Obscure metal at forefront of chip advance

Hafnium was known to hardly anyone outside a handful of scientists and engineers until late last month, when Intel Corp. and IBM Corp. announced a new class of faster, more efficient microprocessors that will use the silvery metal.

The stable and benign substance, listed No. 72 on the periodic table of elements, has made a breakthrough to the next generation of semiconductors possible, the companies said. They plan to make hafnium chips that could be designed into all manner of devices, including computer servers and cellphones.

Once the rare element becomes pervasive, is there a danger of supply shortages?

The question draws laughter from those in the know. Not in ridicule, but because the amount used is minuscule. Hafnium oxide will replace the layer of silicon oxide in tiny transistors that go into a chip. One chip requires hundreds of millions or even billions of transistors.

IBM Chief Technologist Bernard Meyerson put the supply situation in perspective: The hafnium in a cubic centimeter, the size of a small sugar cube, could be spread across 10 football fields’ worth of silicon wafers used to make chips.

“That assumes a 50-atom-high pile of it, which frankly would be an extraordinarily large amount,” he said. “That amount will go down over time.”

Hafnium oxide is an alloy, which means pure hafnium would stretch even further.

Electricity tends to leak out of transistor circuits because of their minute scale, resulting in power loss, and the silicon oxide material that hafnium replaces also leaks power. The new hafnium chips will help reduce that power loss and enable chipmakers to create smaller processors.

Each year, only 50 metric tons of hafnium is produced. It does not occur as a vein in the earth, so refiners must extract it as a byproduct of zirconium oxide, a fairly abundant metal prevalent in the U.S., Brazil, Australia, Russia and China.

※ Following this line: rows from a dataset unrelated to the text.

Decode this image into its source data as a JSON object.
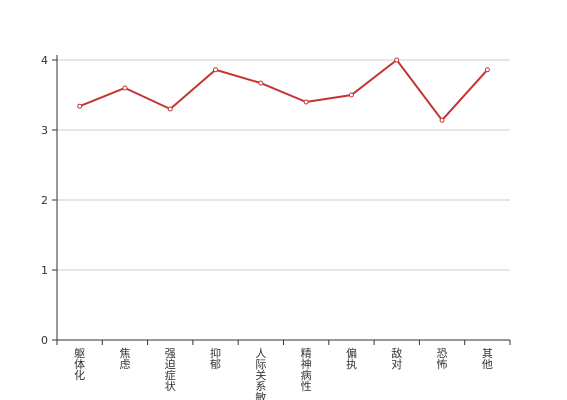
{
  "chart_data": {
    "type": "line",
    "categories": [
      "躯体化",
      "焦虑",
      "强迫症状",
      "抑郁",
      "人际关系敏感",
      "精神病性",
      "偏执",
      "敌对",
      "恐怖",
      "其他"
    ],
    "values": [
      3.34,
      3.6,
      3.3,
      3.86,
      3.67,
      3.4,
      3.5,
      4.0,
      3.14,
      3.86
    ],
    "color": "#c23531",
    "ylim": [
      0,
      4
    ],
    "yticks": [
      0,
      1,
      2,
      3,
      4
    ],
    "grid": true
  }
}
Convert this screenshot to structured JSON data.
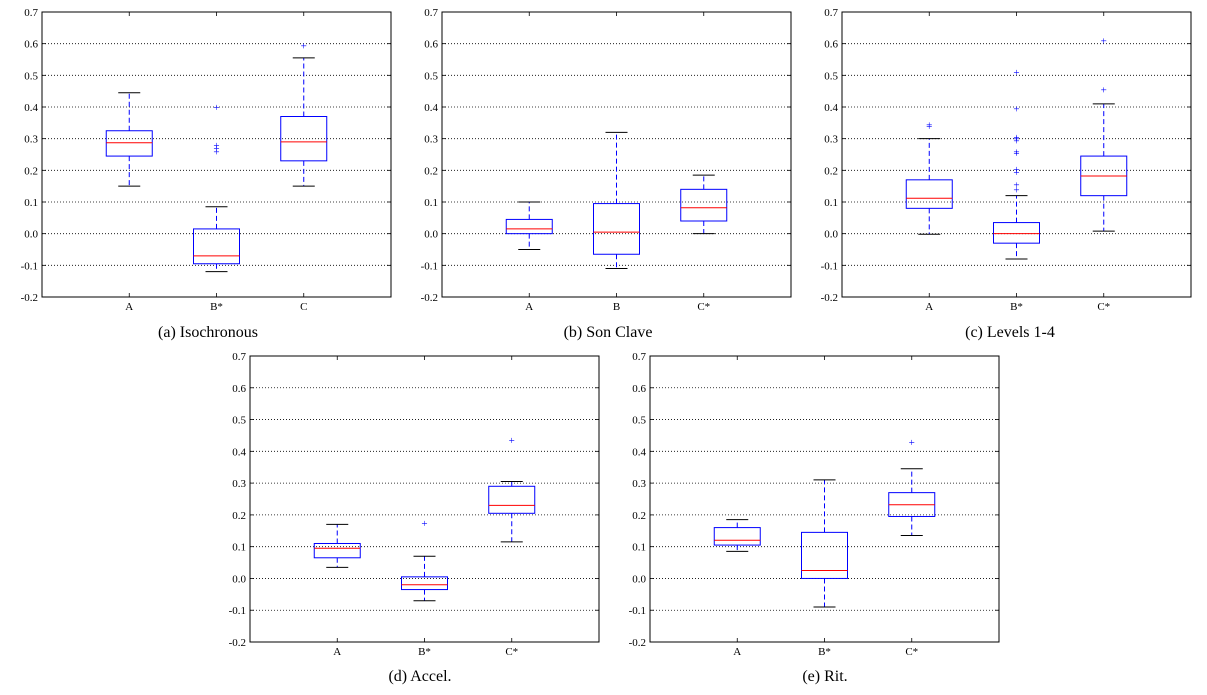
{
  "figure": {
    "panels_count": 5
  },
  "chart_data": [
    {
      "type": "box",
      "caption": "(a) Isochronous",
      "categories": [
        "A",
        "B*",
        "C"
      ],
      "ylim": [
        -0.2,
        0.7
      ],
      "yticks": [
        "-0.2",
        "-0.1",
        "0.0",
        "0.1",
        "0.2",
        "0.3",
        "0.4",
        "0.5",
        "0.6",
        "0.7"
      ],
      "grid": true,
      "boxes": [
        {
          "label": "A",
          "whisker_low": 0.15,
          "q1": 0.245,
          "median": 0.287,
          "q3": 0.325,
          "whisker_high": 0.445,
          "outliers": []
        },
        {
          "label": "B*",
          "whisker_low": -0.12,
          "q1": -0.095,
          "median": -0.07,
          "q3": 0.015,
          "whisker_high": 0.085,
          "outliers": [
            0.26,
            0.27,
            0.28,
            0.4
          ]
        },
        {
          "label": "C",
          "whisker_low": 0.15,
          "q1": 0.23,
          "median": 0.29,
          "q3": 0.37,
          "whisker_high": 0.555,
          "outliers": [
            0.595
          ]
        }
      ]
    },
    {
      "type": "box",
      "caption": "(b) Son Clave",
      "categories": [
        "A",
        "B",
        "C*"
      ],
      "ylim": [
        -0.2,
        0.7
      ],
      "yticks": [
        "-0.2",
        "-0.1",
        "0.0",
        "0.1",
        "0.2",
        "0.3",
        "0.4",
        "0.5",
        "0.6",
        "0.7"
      ],
      "grid": true,
      "boxes": [
        {
          "label": "A",
          "whisker_low": -0.05,
          "q1": 0.0,
          "median": 0.015,
          "q3": 0.045,
          "whisker_high": 0.1,
          "outliers": []
        },
        {
          "label": "B",
          "whisker_low": -0.11,
          "q1": -0.065,
          "median": 0.005,
          "q3": 0.095,
          "whisker_high": 0.32,
          "outliers": []
        },
        {
          "label": "C*",
          "whisker_low": 0.0,
          "q1": 0.04,
          "median": 0.082,
          "q3": 0.14,
          "whisker_high": 0.185,
          "outliers": []
        }
      ]
    },
    {
      "type": "box",
      "caption": "(c) Levels 1-4",
      "categories": [
        "A",
        "B*",
        "C*"
      ],
      "ylim": [
        -0.2,
        0.7
      ],
      "yticks": [
        "-0.2",
        "-0.1",
        "0.0",
        "0.1",
        "0.2",
        "0.3",
        "0.4",
        "0.5",
        "0.6",
        "0.7"
      ],
      "grid": true,
      "boxes": [
        {
          "label": "A",
          "whisker_low": -0.002,
          "q1": 0.08,
          "median": 0.112,
          "q3": 0.17,
          "whisker_high": 0.3,
          "outliers": [
            0.34,
            0.345
          ]
        },
        {
          "label": "B*",
          "whisker_low": -0.08,
          "q1": -0.03,
          "median": 0.0,
          "q3": 0.035,
          "whisker_high": 0.12,
          "outliers": [
            0.14,
            0.155,
            0.195,
            0.205,
            0.255,
            0.26,
            0.295,
            0.3,
            0.305,
            0.395,
            0.51
          ]
        },
        {
          "label": "C*",
          "whisker_low": 0.008,
          "q1": 0.12,
          "median": 0.182,
          "q3": 0.245,
          "whisker_high": 0.41,
          "outliers": [
            0.455,
            0.61
          ]
        }
      ]
    },
    {
      "type": "box",
      "caption": "(d) Accel.",
      "categories": [
        "A",
        "B*",
        "C*"
      ],
      "ylim": [
        -0.2,
        0.7
      ],
      "yticks": [
        "-0.2",
        "-0.1",
        "0.0",
        "0.1",
        "0.2",
        "0.3",
        "0.4",
        "0.5",
        "0.6",
        "0.7"
      ],
      "grid": true,
      "boxes": [
        {
          "label": "A",
          "whisker_low": 0.035,
          "q1": 0.065,
          "median": 0.095,
          "q3": 0.11,
          "whisker_high": 0.17,
          "outliers": []
        },
        {
          "label": "B*",
          "whisker_low": -0.07,
          "q1": -0.035,
          "median": -0.02,
          "q3": 0.005,
          "whisker_high": 0.07,
          "outliers": [
            0.175
          ]
        },
        {
          "label": "C*",
          "whisker_low": 0.115,
          "q1": 0.205,
          "median": 0.23,
          "q3": 0.29,
          "whisker_high": 0.305,
          "outliers": [
            0.435
          ]
        }
      ]
    },
    {
      "type": "box",
      "caption": "(e) Rit.",
      "categories": [
        "A",
        "B*",
        "C*"
      ],
      "ylim": [
        -0.2,
        0.7
      ],
      "yticks": [
        "-0.2",
        "-0.1",
        "0.0",
        "0.1",
        "0.2",
        "0.3",
        "0.4",
        "0.5",
        "0.6",
        "0.7"
      ],
      "grid": true,
      "boxes": [
        {
          "label": "A",
          "whisker_low": 0.085,
          "q1": 0.105,
          "median": 0.12,
          "q3": 0.16,
          "whisker_high": 0.185,
          "outliers": []
        },
        {
          "label": "B*",
          "whisker_low": -0.09,
          "q1": 0.0,
          "median": 0.025,
          "q3": 0.145,
          "whisker_high": 0.31,
          "outliers": []
        },
        {
          "label": "C*",
          "whisker_low": 0.135,
          "q1": 0.195,
          "median": 0.232,
          "q3": 0.27,
          "whisker_high": 0.345,
          "outliers": [
            0.43
          ]
        }
      ]
    }
  ],
  "colors": {
    "box": "#0000ff",
    "median": "#ff0000",
    "whisker": "#0000ff",
    "cap": "#000000",
    "outlier": "#0000ff",
    "grid": "#000000"
  }
}
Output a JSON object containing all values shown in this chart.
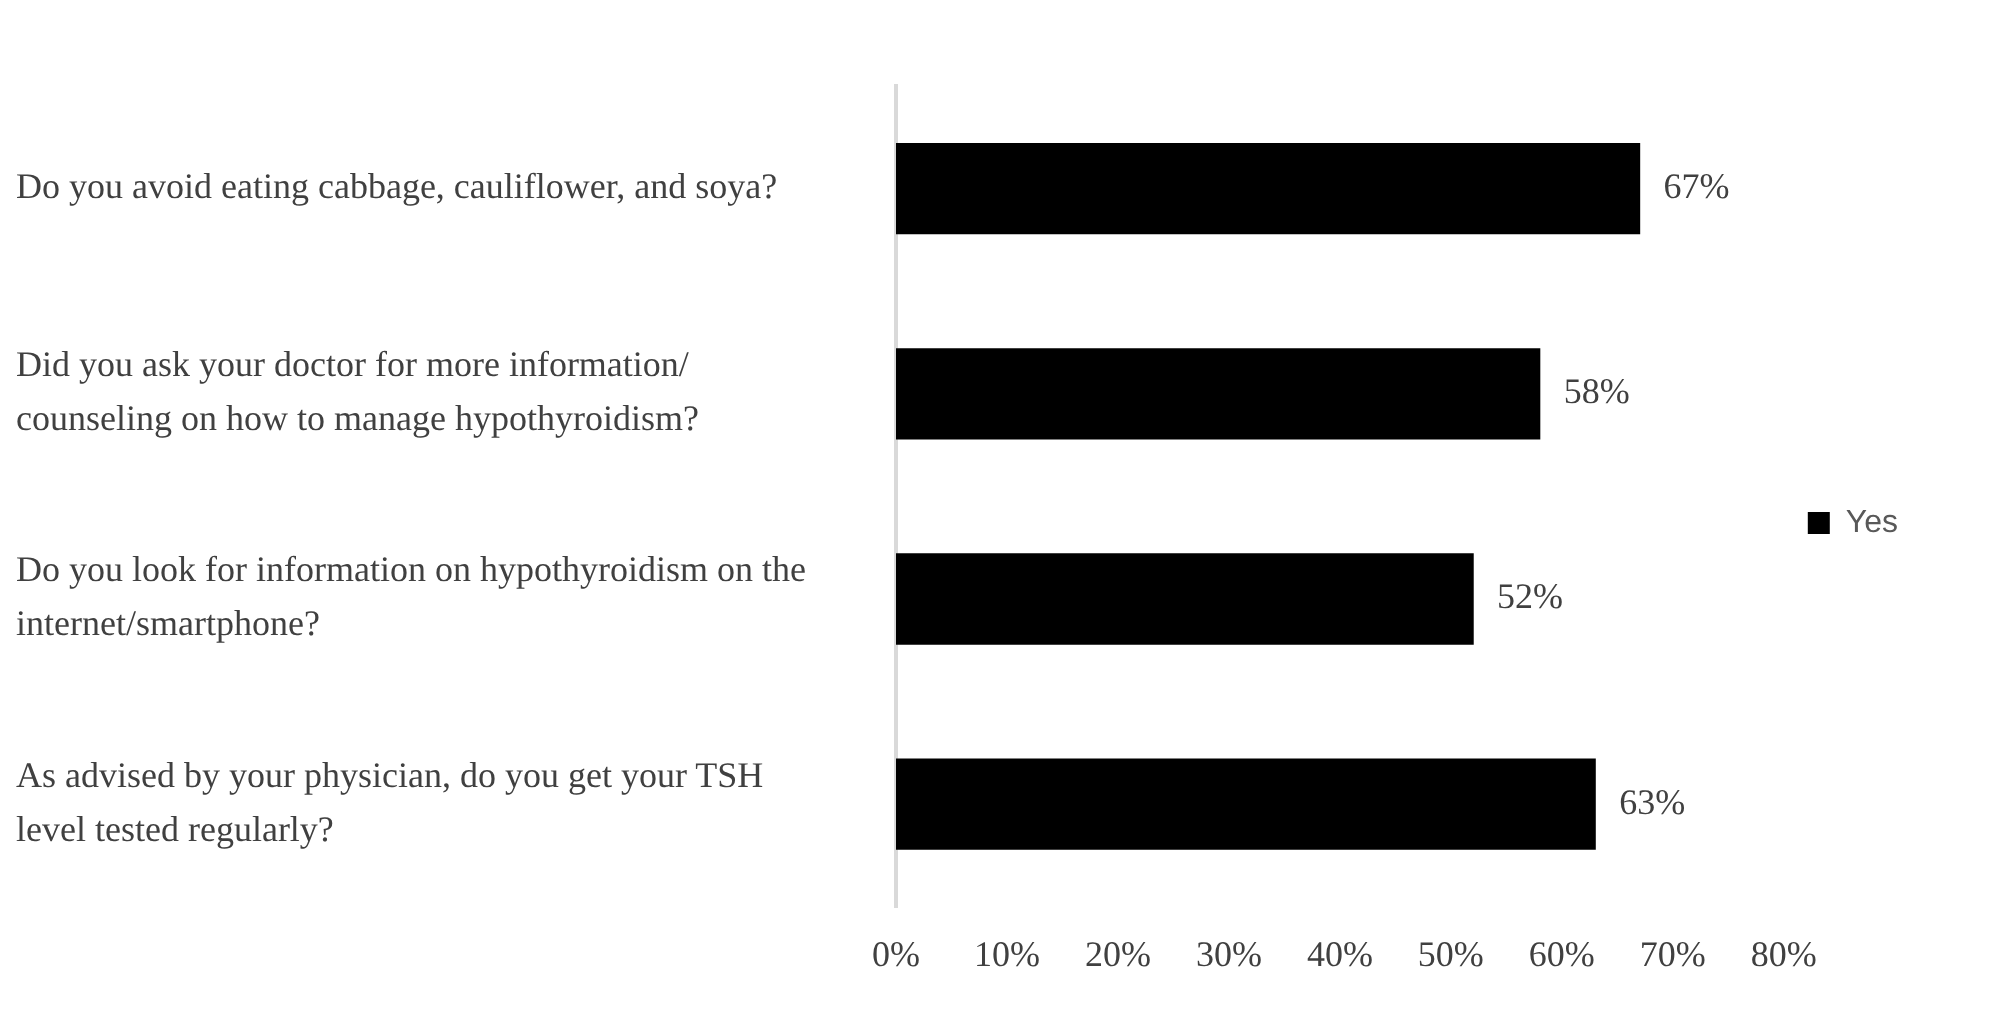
{
  "chart_data": {
    "type": "bar",
    "orientation": "horizontal",
    "categories": [
      "Do you avoid eating cabbage, cauliflower, and soya?",
      "Did you ask your doctor for more information/ counseling on how to manage hypothyroidism?",
      "Do you look for information on hypothyroidism on the internet/smartphone?",
      "As advised by your physician, do you get your TSH level tested regularly?"
    ],
    "series": [
      {
        "name": "Yes",
        "color": "#000000",
        "values": [
          67,
          58,
          52,
          63
        ],
        "value_labels": [
          "67%",
          "58%",
          "52%",
          "63%"
        ]
      }
    ],
    "xlim": [
      0,
      80
    ],
    "xticks": [
      {
        "value": 0,
        "label": "0%"
      },
      {
        "value": 10,
        "label": "10%"
      },
      {
        "value": 20,
        "label": "20%"
      },
      {
        "value": 30,
        "label": "30%"
      },
      {
        "value": 40,
        "label": "40%"
      },
      {
        "value": 50,
        "label": "50%"
      },
      {
        "value": 60,
        "label": "60%"
      },
      {
        "value": 70,
        "label": "70%"
      },
      {
        "value": 80,
        "label": "80%"
      }
    ],
    "grid": false,
    "legend": "right"
  }
}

Their nearly identical atomic structures render hafnium difficult and costly to separate from zirconium, and much depends on the zirconium deposit’s quality. About 60% to 70% of the world’s hafnium supply goes into nuclear control rods, with most of the remainder used in high-specification jet engine metals.

Industry observers were not fearful of competition for supplies, at least in the near term.

“Given the amounts we’re using, we’re not going to be fighting over sugar cubes,” IBM’s Meyerson said.

Still, according to American Elements of Los Angeles, a leading producer of rare-earth elements, hafnium’s presence in the Earth’s crust does not necessarily mean it’s minable.

American Elements President Michael Silver notes that radioactivity plagues deposits in Australia and that in Florida they are scattered in beach sand.

“In the Florida sands there’s a substantial amount of rare earth, but there’s no way in the world you’re going to be able to refine it. It would never be cost-effective,” he said.

American Elements, which makes about a metric ton of hafnium annually for customers such as General Electric Co., Siemens and the designers of the new chips, has been producing it for about 10 years at its facility in China, where most of the world’s minable supply exists.

An oft-cited quote by the late leader Deng Xiaoping, “The Middle East has oil and China has rare earth,” illustrates the Asian country’s proprietary view of its rare elements.

By imposing ever-stricter export restrictions, the Beijing government has been pressuring international firms to refine rare metals in China. Last month, Silver said, Beijing slapped a 10% export charge on rare-earth materials. “It’s now more cost-effective to set up a separation plant in China,” he said.

So far, Silver has not seen supply pressures on hafnium. But that may change in the long run, he said.

“Until more pressure is put on demand for hafnium, I don’t think you’re going to truly know what the capacity is for costeffective, minable hafnium. We simply haven’t been tested.”